If energy is the thing which we all crave then the best we can receive by attacking a person and shaming them is very low. In fact shame pulls everything and everyone around it downwards. This is probably why people prefer to do it from a comfortable distance or behind the perpetrators back as the case usually is. After all self righteousness probably calibrates somewhat higher (pride and anger demonstrably calibrate at 150 and 175 respectively). 

A useful alternative perhaps would then be this:

Mistake > Reflection = Reason

Reason has a calibration of 400 just below love (500). If you want to look around you and see reason and understanding – feel that energy – reverberating throughout society then the second option suddenly becomes far more desirable.

Successful education and rehabilitation programs show that they are based on reflection and change in response to learning a better way of doing things. As people are offered pathways out of the lower non productive states of shame and guilt they start to thrive and become better equipped to make increasingly positive choices.

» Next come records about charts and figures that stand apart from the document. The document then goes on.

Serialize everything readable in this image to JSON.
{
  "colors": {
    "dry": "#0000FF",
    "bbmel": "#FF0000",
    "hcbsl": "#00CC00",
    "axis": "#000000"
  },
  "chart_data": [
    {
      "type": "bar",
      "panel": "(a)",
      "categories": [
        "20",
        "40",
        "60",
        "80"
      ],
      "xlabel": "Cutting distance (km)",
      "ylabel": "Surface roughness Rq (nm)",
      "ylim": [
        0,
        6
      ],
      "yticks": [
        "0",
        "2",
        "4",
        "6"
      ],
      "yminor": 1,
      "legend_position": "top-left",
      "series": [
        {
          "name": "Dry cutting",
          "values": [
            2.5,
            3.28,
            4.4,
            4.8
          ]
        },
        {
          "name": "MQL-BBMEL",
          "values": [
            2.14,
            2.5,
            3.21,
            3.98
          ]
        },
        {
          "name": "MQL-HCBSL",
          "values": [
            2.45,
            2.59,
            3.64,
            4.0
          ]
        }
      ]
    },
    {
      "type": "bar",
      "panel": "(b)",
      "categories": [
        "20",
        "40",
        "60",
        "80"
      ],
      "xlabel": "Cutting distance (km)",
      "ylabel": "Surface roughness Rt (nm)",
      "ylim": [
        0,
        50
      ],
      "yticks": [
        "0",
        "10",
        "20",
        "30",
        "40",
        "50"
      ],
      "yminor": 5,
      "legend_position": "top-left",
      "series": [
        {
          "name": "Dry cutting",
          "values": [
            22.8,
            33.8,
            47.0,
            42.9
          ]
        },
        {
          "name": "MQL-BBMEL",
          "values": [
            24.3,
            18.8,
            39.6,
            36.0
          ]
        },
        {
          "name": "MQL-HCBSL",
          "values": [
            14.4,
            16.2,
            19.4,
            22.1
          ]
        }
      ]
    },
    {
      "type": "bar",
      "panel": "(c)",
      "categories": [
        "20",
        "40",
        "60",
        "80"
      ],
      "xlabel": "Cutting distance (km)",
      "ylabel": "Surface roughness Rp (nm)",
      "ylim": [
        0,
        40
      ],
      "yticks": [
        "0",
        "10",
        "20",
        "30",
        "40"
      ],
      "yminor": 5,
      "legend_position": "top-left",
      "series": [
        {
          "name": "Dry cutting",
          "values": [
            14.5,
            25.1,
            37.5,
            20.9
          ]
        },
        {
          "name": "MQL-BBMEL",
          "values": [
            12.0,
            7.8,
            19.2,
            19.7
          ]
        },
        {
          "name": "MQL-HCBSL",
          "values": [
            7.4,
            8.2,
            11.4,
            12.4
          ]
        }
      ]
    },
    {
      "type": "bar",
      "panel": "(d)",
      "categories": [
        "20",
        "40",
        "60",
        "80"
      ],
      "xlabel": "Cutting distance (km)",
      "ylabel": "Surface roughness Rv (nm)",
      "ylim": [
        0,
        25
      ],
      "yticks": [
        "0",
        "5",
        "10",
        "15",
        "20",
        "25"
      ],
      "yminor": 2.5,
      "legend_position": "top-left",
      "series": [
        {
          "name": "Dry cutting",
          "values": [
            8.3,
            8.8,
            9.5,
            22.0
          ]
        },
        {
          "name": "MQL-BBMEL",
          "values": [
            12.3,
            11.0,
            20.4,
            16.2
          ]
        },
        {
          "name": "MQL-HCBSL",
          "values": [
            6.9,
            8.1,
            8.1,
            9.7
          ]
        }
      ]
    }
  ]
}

Imagine how much faster this process would be if guilt and shame were not applied in the first place. Imagine a world that operated from a base of reason rather than shame. Imagine a world of courageous people not afraid to try because they are not fearful of failing.

Imagine it and then start applying it in your own life because this is the only way that energy begins to rise towards higher calibrations. It starts with individuals choosing a different more positive way of doing things.  The impact that a single person operating from a base of reason can have is immeasurable simply because they lift others along with them.

Here is a great video with a Ted Talk by Brene Brown which offers further insights into the subjects of shame, vulnerability and how important it is to overcome paralysing self doubt in order to achieve our goals and plans. I found it inspiring – hope you do too.

*Note – Energy calibrations stated above are taken from Sir David R. Hawkins M.D. PhD book Power vs Force.